Düşünüyordum traduction Français
14,760 traduction parallèle
Beni odaya sürerlerken seni düşünüyordum.
Quand ils m'ont... emmené dans la chambre, je pensais à toi.
Nairobi yüzünden hala kuyruk acısı çektiğinizi düşünüyordum.
Je pensais que vous étiez toujours en colère pour Nairobi.
- Düşünüyordum da belki daha gizli bir yaklaşım denemeliyiz.
- Je pensais que peut-être nous pouvons essayer une approche furtive.
Senin şu YTÖE teorini düşünüyordum.
- J'ai pensé à ta théorie sur l'ATCU.
Evet, seninle birlikte onu da alırım diye düşünüyordum.
Carl : Ouais, je pensais que tu pourrais le prendre avec toi.
- Hiç olmadığım kadar mantıklı düşünüyordum. Tüm o şeyleri söylediğimde.
J'étais aussi saine d'esprit que je pourrais l'être... quand j'ai dit toute ces choses.
Bunu söylemenin bir yolunu düşünüyordum. Çünkü senden özür dilemek istiyorum.
J'ai essayé de trouver quoi dire, car je veux m'excuser... auprès de toi.
Büyükannemi çok düşünüyordum ve ağlarken odanın içinde aniden parlak bir ışık ortaya çıktı.
J'étais très triste. Je pensais tant à elle. Je pleurais, quand, soudain, la pièce devint très claire.
- Sadece sesli düşünüyordum.
- Je pensais à voix haute.
Aslına bakarsan buraya son gelişimi düşünüyordum.
En réalité, je pensais à la dernière fois où j'étais ici.
Ama üstesinden gelmeyi başardım çünkü dediğim gibi müvekkilimizi düşünüyordum.
Mais ensuite j'ai arrêté, parce que comme je l'ai dit, le client passe en premier.
Kafamda bir sürü senaryo yaratmıştım. Tanıştığımızda nasıl olurdu diye düşünüyordum.
Tu sais, j'ai réfléchi à des dizaines de scénarios dans ma tête, à comment ça serait quand enfin on se rencontrerait.
Teknolojik aletlerinizden birini alıp birkaç gün kullandıktan sonra iade etmeyi düşünüyordum.
J'espérais pouvoir vous pren... emprunter un gadget. Juste pour quelques jours. Je vous le ramènerai.
Gizli kimlikteyken birkaç taktik uygulamayı düşünüyordum.
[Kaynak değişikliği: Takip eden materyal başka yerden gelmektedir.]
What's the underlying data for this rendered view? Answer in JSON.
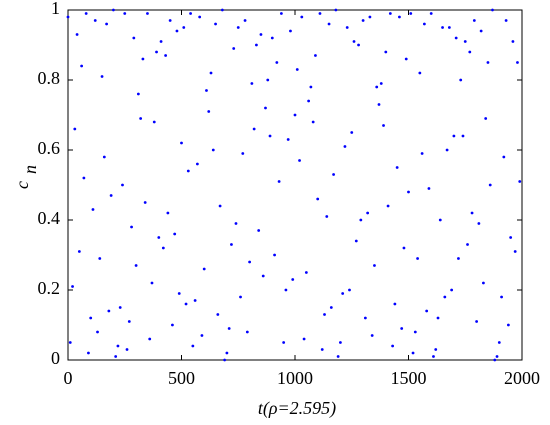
{
  "chart_data": {
    "type": "scatter",
    "xlabel": "t(ρ=2.595)",
    "ylabel": "c",
    "ylabel_subscript": "n",
    "color": "#0000ff",
    "xlim": [
      0,
      2000
    ],
    "xticks": [
      0,
      500,
      1000,
      1500,
      2000
    ],
    "ylim": [
      0,
      1
    ],
    "yticks": [
      0,
      0.2,
      0.4,
      0.6,
      0.8,
      1
    ],
    "x": [
      0,
      10,
      20,
      30,
      40,
      50,
      60,
      70,
      80,
      90,
      100,
      110,
      120,
      130,
      140,
      150,
      160,
      170,
      180,
      190,
      200,
      210,
      220,
      230,
      240,
      250,
      260,
      270,
      280,
      290,
      300,
      310,
      320,
      330,
      340,
      350,
      360,
      370,
      380,
      390,
      400,
      410,
      420,
      430,
      440,
      450,
      460,
      470,
      480,
      490,
      500,
      510,
      520,
      530,
      540,
      550,
      560,
      570,
      580,
      590,
      600,
      610,
      620,
      630,
      640,
      650,
      660,
      670,
      680,
      690,
      700,
      710,
      720,
      730,
      740,
      750,
      760,
      770,
      780,
      790,
      800,
      810,
      820,
      830,
      840,
      850,
      860,
      870,
      880,
      890,
      900,
      910,
      920,
      930,
      940,
      950,
      960,
      970,
      980,
      990,
      1000,
      1010,
      1020,
      1030,
      1040,
      1050,
      1060,
      1070,
      1080,
      1090,
      1100,
      1110,
      1120,
      1130,
      1140,
      1150,
      1160,
      1170,
      1180,
      1190,
      1200,
      1210,
      1220,
      1230,
      1240,
      1250,
      1260,
      1270,
      1280,
      1290,
      1300,
      1310,
      1320,
      1330,
      1340,
      1350,
      1360,
      1370,
      1380,
      1390,
      1400,
      1410,
      1420,
      1430,
      1440,
      1450,
      1460,
      1470,
      1480,
      1490,
      1500,
      1510,
      1520,
      1530,
      1540,
      1550,
      1560,
      1570,
      1580,
      1590,
      1600,
      1610,
      1620,
      1630,
      1640,
      1650,
      1660,
      1670,
      1680,
      1690,
      1700,
      1710,
      1720,
      1730,
      1740,
      1750,
      1760,
      1770,
      1780,
      1790,
      1800,
      1810,
      1820,
      1830,
      1840,
      1850,
      1860,
      1870,
      1880,
      1890,
      1900,
      1910,
      1920,
      1930,
      1940,
      1950,
      1960,
      1970,
      1980,
      1990
    ],
    "values": [
      0.98,
      0.05,
      0.21,
      0.66,
      0.93,
      0.31,
      0.84,
      0.52,
      0.99,
      0.02,
      0.12,
      0.43,
      0.97,
      0.08,
      0.29,
      0.81,
      0.58,
      0.96,
      0.14,
      0.47,
      1.0,
      0.01,
      0.04,
      0.15,
      0.5,
      0.99,
      0.03,
      0.11,
      0.38,
      0.92,
      0.27,
      0.76,
      0.69,
      0.86,
      0.45,
      0.99,
      0.06,
      0.22,
      0.68,
      0.88,
      0.35,
      0.91,
      0.32,
      0.87,
      0.42,
      0.97,
      0.1,
      0.36,
      0.94,
      0.19,
      0.62,
      0.95,
      0.16,
      0.54,
      0.99,
      0.04,
      0.17,
      0.56,
      0.98,
      0.07,
      0.26,
      0.77,
      0.71,
      0.82,
      0.6,
      0.96,
      0.13,
      0.44,
      1.0,
      0.0,
      0.02,
      0.09,
      0.33,
      0.89,
      0.39,
      0.95,
      0.18,
      0.59,
      0.97,
      0.08,
      0.28,
      0.79,
      0.66,
      0.9,
      0.37,
      0.93,
      0.24,
      0.72,
      0.8,
      0.64,
      0.92,
      0.3,
      0.85,
      0.51,
      0.99,
      0.05,
      0.2,
      0.63,
      0.94,
      0.23,
      0.7,
      0.83,
      0.57,
      0.98,
      0.06,
      0.25,
      0.74,
      0.78,
      0.68,
      0.87,
      0.46,
      0.99,
      0.03,
      0.13,
      0.41,
      0.96,
      0.15,
      0.53,
      1.0,
      0.01,
      0.05,
      0.19,
      0.61,
      0.95,
      0.2,
      0.65,
      0.91,
      0.34,
      0.9,
      0.4,
      0.97,
      0.12,
      0.42,
      0.98,
      0.07,
      0.27,
      0.78,
      0.73,
      0.79,
      0.67,
      0.88,
      0.44,
      0.99,
      0.04,
      0.16,
      0.55,
      0.98,
      0.09,
      0.32,
      0.86,
      0.48,
      0.99,
      0.02,
      0.08,
      0.29,
      0.82,
      0.59,
      0.96,
      0.14,
      0.49,
      0.99,
      0.01,
      0.03,
      0.12,
      0.4,
      0.95,
      0.18,
      0.6,
      0.95,
      0.2,
      0.64,
      0.92,
      0.29,
      0.8,
      0.64,
      0.91,
      0.33,
      0.88,
      0.42,
      0.97,
      0.11,
      0.39,
      0.94,
      0.22,
      0.69,
      0.85,
      0.5,
      1.0,
      0.0,
      0.01,
      0.05,
      0.18,
      0.58,
      0.97,
      0.1,
      0.35,
      0.91,
      0.31,
      0.85,
      0.51
    ]
  }
}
Hé, tu sais quoi? J'ai mis au point une petite tactique histoire de passer inaperçu.
Ben de düşünüyordum ki, gelecek sefer onunla konuşmayı denediğimde siz de orada olabilseydiniz...
Et je me disais que si vous pouviez être présent la prochaine fois que j'essaierai de lui parler...
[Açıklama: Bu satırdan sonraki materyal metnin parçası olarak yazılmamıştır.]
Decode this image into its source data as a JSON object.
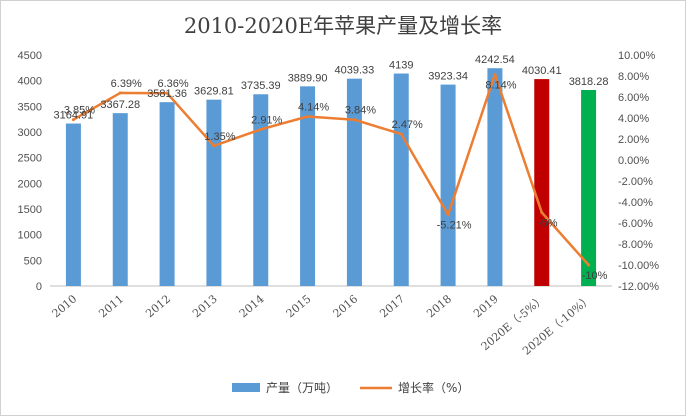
{
  "chart_data": {
    "type": "bar",
    "title": "2010-2020E年苹果产量及增长率",
    "categories": [
      "2010",
      "2011",
      "2012",
      "2013",
      "2014",
      "2015",
      "2016",
      "2017",
      "2018",
      "2019",
      "2020E（-5%）",
      "2020E（-10%）"
    ],
    "series": [
      {
        "name": "产量（万吨）",
        "type": "bar",
        "axis": "left",
        "values": [
          3164.91,
          3367.28,
          3581.36,
          3629.81,
          3735.39,
          3889.9,
          4039.33,
          4139,
          3923.34,
          4242.54,
          4030.41,
          3818.28
        ],
        "labels": [
          "3164.91",
          "3367.28",
          "3581.36",
          "3629.81",
          "3735.39",
          "3889.90",
          "4039.33",
          "4139",
          "3923.34",
          "4242.54",
          "4030.41",
          "3818.28"
        ],
        "colors": [
          "#5b9bd5",
          "#5b9bd5",
          "#5b9bd5",
          "#5b9bd5",
          "#5b9bd5",
          "#5b9bd5",
          "#5b9bd5",
          "#5b9bd5",
          "#5b9bd5",
          "#5b9bd5",
          "#c00000",
          "#00b050"
        ]
      },
      {
        "name": "增长率（%）",
        "type": "line",
        "axis": "right",
        "values": [
          3.85,
          6.39,
          6.36,
          1.35,
          2.91,
          4.14,
          3.84,
          2.47,
          -5.21,
          8.14,
          -5,
          -10
        ],
        "labels": [
          "3.85%",
          "6.39%",
          "6.36%",
          "1.35%",
          "2.91%",
          "4.14%",
          "3.84%",
          "2.47%",
          "-5.21%",
          "8.14%",
          "-5%",
          "-10%"
        ],
        "color": "#ed7d31"
      }
    ],
    "y_left": {
      "min": 0,
      "max": 4500,
      "step": 500,
      "ticks": [
        "0",
        "500",
        "1000",
        "1500",
        "2000",
        "2500",
        "3000",
        "3500",
        "4000",
        "4500"
      ]
    },
    "y_right": {
      "min": -12,
      "max": 10,
      "step": 2,
      "ticks": [
        "-12.00%",
        "-10.00%",
        "-8.00%",
        "-6.00%",
        "-4.00%",
        "-2.00%",
        "0.00%",
        "2.00%",
        "4.00%",
        "6.00%",
        "8.00%",
        "10.00%"
      ]
    },
    "legend_position": "bottom",
    "grid": false
  }
}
Dinle, ben arkadaş olarak vakit geçirdiğimizi düşünüyordum.
Je pensais que nous passions juste du temps ensemble en tant... qu'amis.
Kanka, düşünüyordum da.
Je pensais à quelque chose.
Ne zaman başladığımızı düşünüyordum.
Je pensais juste à quand on a commencé.
Durumunu öğrendikten sonra sana bir şans daha vermeyi düşünüyordum çünkü.
En fait, j'étais en train de me dire que je pourrais te donner une nouvelle chance après avoir appris la nouvelle.
Ama bir süredir düşünüyordum.
Je ne veux pas aller en Tchétchénie.
Son sayfaya "Son" yazmayı düşünüyordum.
Je pensais ajouter "Fin" sur la dernière page.
Sadece süs olduğunu düşünüyordum.
J'ai toujours pensé qu'il était décoratif.
Evet, ben de tam neden birkaç gün izin alıp benimle birlikte ejderha üssünü görmeye gelmiyorsun diye düşünüyordum?
Qu'est-ce que tu dirais de prendre des congés pour venir voir notre base?
Ben de bunu düşünüyordum Fishlegs.
J'y ai réfléchi, Varek.
Lil, düşünüyordum da...
Hey, Lil, Je pensais que...
Seni en başta ne için aradığımı söyleyişini ve durumla nasıl başa çıktığını düşünüyordum da.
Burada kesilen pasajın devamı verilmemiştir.